Prácticamente no presté atención a la obra que se representaba, que por otra parte tenía un pobre argumento de buenos y malos, en el transcurso del cual los malos parecían salirse con la suya hasta que finalmente el héroe de la obra aparecía con una estaca y tras varios golpes los enviaba a las calderas de Pedro Botero, por un agujero que se abría en la roca y del cual, tras cada caída de malvado, surgía una llamarada. Por mi parte me concentré en el bucólico paisaje de la derecha y di libertad a la imaginación, que avanzó por aquel camino entre árboles hasta llegar a la casa, cuya puerta abierta invitaba a entrar. No lo hice porque me entretuve demasiado por el camino observando las ardillas, los gnomos y otros animales del bosque, con lo que al alcanzar el umbral ya se cerraba el telón dejándome fuera, aislado de mi propia ensoñación. Pasaron una boina mientras pedían “la voluntad” y con lo recaudado se fueron -los titiriteros- al bar más próximo a recuperar fuerzas.

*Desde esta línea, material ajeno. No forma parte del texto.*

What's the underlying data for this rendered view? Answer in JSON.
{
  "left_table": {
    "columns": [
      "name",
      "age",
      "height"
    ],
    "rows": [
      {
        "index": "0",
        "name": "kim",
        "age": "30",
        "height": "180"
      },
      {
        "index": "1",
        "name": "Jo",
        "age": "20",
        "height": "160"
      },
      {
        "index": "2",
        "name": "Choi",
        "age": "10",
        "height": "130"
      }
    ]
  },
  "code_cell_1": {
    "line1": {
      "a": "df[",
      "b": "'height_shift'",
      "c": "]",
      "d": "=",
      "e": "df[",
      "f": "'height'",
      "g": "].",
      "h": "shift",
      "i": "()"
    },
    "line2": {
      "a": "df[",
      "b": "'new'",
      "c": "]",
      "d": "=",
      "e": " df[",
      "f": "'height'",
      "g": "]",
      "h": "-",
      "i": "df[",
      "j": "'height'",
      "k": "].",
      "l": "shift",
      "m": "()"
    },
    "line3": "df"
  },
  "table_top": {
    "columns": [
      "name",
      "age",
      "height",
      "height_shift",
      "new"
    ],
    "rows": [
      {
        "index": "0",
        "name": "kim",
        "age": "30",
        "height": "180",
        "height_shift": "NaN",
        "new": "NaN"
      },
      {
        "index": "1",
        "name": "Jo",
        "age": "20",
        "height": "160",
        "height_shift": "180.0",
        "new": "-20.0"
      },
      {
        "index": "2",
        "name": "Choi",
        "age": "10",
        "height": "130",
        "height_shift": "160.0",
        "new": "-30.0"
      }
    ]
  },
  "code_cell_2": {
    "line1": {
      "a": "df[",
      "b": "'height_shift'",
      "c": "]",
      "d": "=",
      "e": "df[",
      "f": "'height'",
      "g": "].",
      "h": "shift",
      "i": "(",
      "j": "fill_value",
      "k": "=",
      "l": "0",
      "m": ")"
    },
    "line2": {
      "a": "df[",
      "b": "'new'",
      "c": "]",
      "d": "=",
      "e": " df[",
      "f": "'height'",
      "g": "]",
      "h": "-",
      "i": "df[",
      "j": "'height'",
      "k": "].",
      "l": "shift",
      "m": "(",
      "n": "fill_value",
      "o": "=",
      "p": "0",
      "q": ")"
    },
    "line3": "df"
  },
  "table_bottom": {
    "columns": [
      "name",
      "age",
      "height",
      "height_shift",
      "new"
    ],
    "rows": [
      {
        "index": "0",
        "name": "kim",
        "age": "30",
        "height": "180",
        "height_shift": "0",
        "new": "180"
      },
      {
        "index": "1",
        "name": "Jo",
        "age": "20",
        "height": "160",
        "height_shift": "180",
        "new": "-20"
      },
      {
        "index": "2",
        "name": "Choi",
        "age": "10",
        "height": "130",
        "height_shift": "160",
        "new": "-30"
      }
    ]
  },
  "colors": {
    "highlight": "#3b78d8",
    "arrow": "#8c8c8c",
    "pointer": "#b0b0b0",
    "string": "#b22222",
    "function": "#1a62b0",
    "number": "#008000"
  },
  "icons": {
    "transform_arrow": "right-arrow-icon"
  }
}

Ese era mi momento de gloria, no podía dejar pasar la oportunidad, mi curiosidad pudo con la prudencia y aprovechando la escalera de mano que se apoyaba en uno de los laterales del guiñol, esperando a ser usada en el desmontaje, cambiándola de sitio subí hasta la abertura del escenario y apartando la cortina entré en aquel mundo mágico en miniatura; avancé por el camino hasta la casita blanca de tejado rojo y me asomé por la puerta a echar un vistazo.

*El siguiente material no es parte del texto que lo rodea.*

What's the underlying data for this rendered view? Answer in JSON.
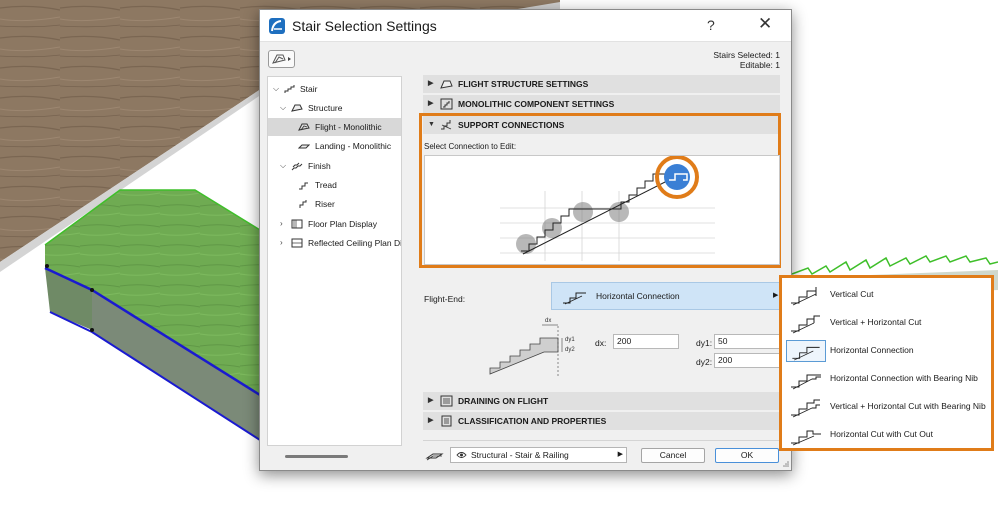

Lo que vi fue desde luego sorprendente, ¡las estrellas! Un tremendo porrazo me golpeó en toda la cara que casi me parte la nariz y antes de haberlo asimilado llegó otro y otro y otro, salí corriendo como pude, perseguido por aquel loco niño risueño de la estaca; pero no pude llegar muy lejos, la roca se abrió a mi paso y caí por el agujero directamente a una de las calderas del infierno que me recibió con una enorme llamarada.